I opened my mouth to tell her what I really thought of her, and stopped. No. I’d let her listen over the baby monitor like always. Stay up as late as I could until I passed out. Disrupt my own sleep and dreams and keep towing the line towards exhaustion and sickness.
Why stop a good thing that up until now had obviously been shielding me? If I played my cards right, I could trick her into getting actual sleep on Friday and Saturdays at the very least.
I brooded on it, staring and glaring at her while she played into my trap. Twenty minutes later the work was done and she was standing up and stretching. “Grading done. Now all I gotta do is plan for this coming week. We can do that at home.”
“We can stay here and do it.” I was just being obstinate. The warm stagnant air being heated by the sun wasn’t any more comfortable for me considering that I had a layer of plastic coating my nethers.
Janet was in no mood to deal with my nonsense. She picked me up and carried me. Like a baby. The game was now over for her. “Come on,” she said. “Let’s go home and eat some ice cream or something.”

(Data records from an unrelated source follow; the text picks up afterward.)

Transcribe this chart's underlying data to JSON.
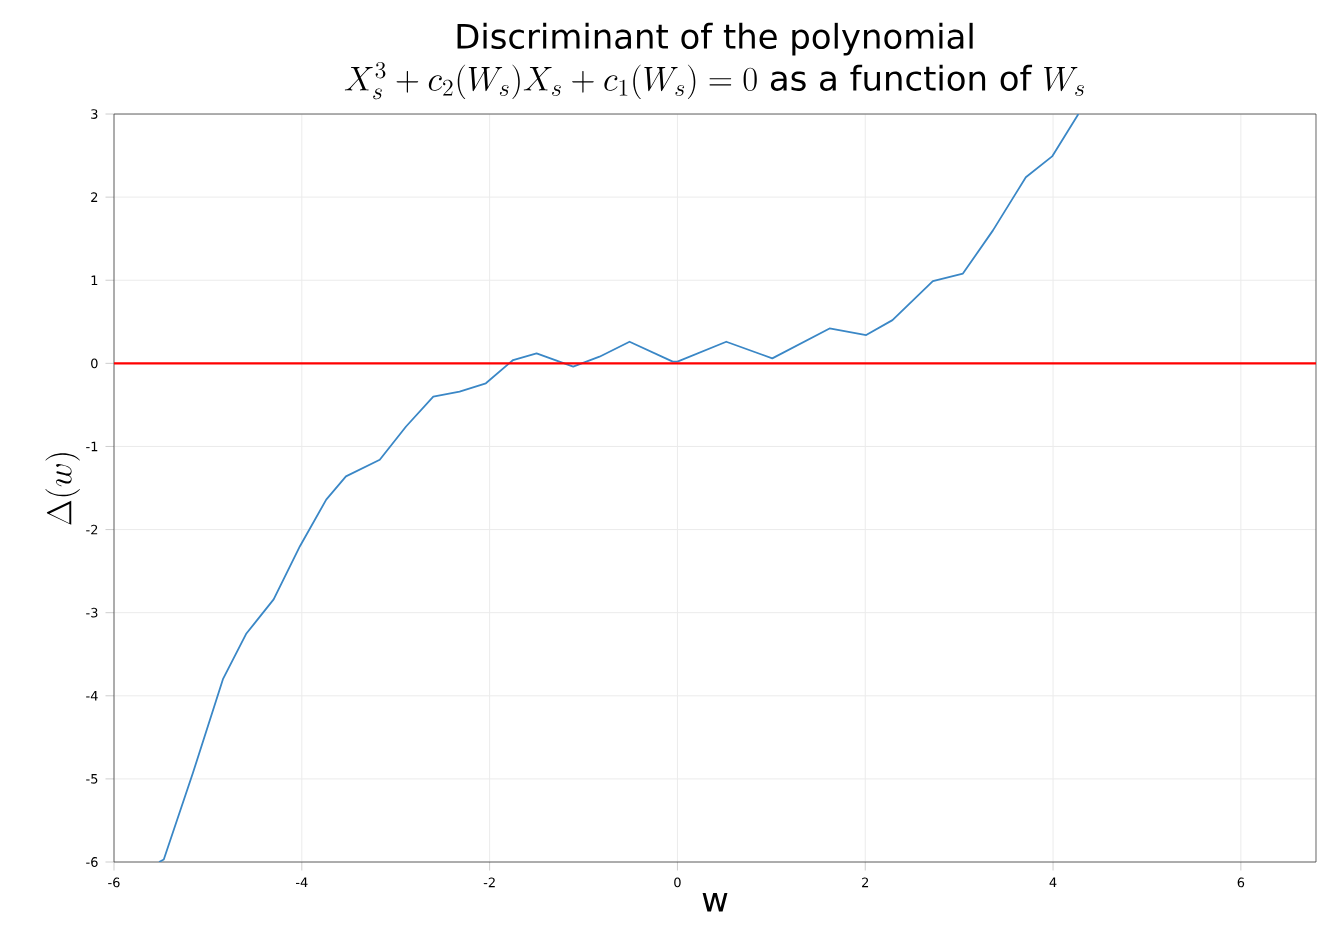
{
  "chart_data": {
    "type": "line",
    "title": "Discriminant of the polynomial",
    "subtitle": "X_s^3 + c_2(W_s)X_s + c_1(W_s) = 0 \\mathrm{\\ as\\ a\\ function\\ of\\ } W_s",
    "xlabel": "w",
    "ylabel": "\\Delta(w)",
    "series": [
      {
        "color": "#3a87c6",
        "x": [
          -5.52,
          -5.47,
          -5.16,
          -4.84,
          -4.59,
          -4.3,
          -4.02,
          -3.74,
          -3.53,
          -3.17,
          -2.89,
          -2.6,
          -2.32,
          -2.04,
          -1.75,
          -1.5,
          -1.11,
          -0.83,
          -0.51,
          -0.05,
          0.0,
          0.52,
          1.01,
          1.62,
          2.01,
          2.29,
          2.72,
          3.04,
          3.36,
          3.71,
          3.99,
          4.27
        ],
        "values": [
          -6.0,
          -5.97,
          -4.93,
          -3.8,
          -3.25,
          -2.84,
          -2.2,
          -1.64,
          -1.36,
          -1.16,
          -0.76,
          -0.4,
          -0.34,
          -0.24,
          0.04,
          0.12,
          -0.04,
          0.08,
          0.26,
          0.02,
          0.02,
          0.26,
          0.06,
          0.42,
          0.34,
          0.52,
          0.99,
          1.08,
          1.6,
          2.24,
          2.49,
          3.0
        ]
      }
    ],
    "xlim": [
      -6,
      6.8
    ],
    "ylim": [
      -6,
      3
    ],
    "xticks": [
      -6,
      -4,
      -2,
      0,
      2,
      4,
      6
    ],
    "yticks": [
      -6,
      -5,
      -4,
      -3,
      -2,
      -1,
      0,
      1,
      2,
      3
    ],
    "grid": true,
    "ref_lines": [
      {
        "axis": "y",
        "value": 0,
        "color": "#ff0000"
      }
    ]
  }
}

“Okay.” I ceded. “Do we have any more of that goat’s milk?”
She smiled weakly. “No. I threw that carton out. I was afraid it was expired or something. We can get some more at the store if you like.”
“No thanks,” I said. “Just curious.”
“Come on,” she said. “It’s time to go.” As if I had any say in when or where we went.
She was right about one thing: It was go time, alright. She just hadn’t figured it out yet.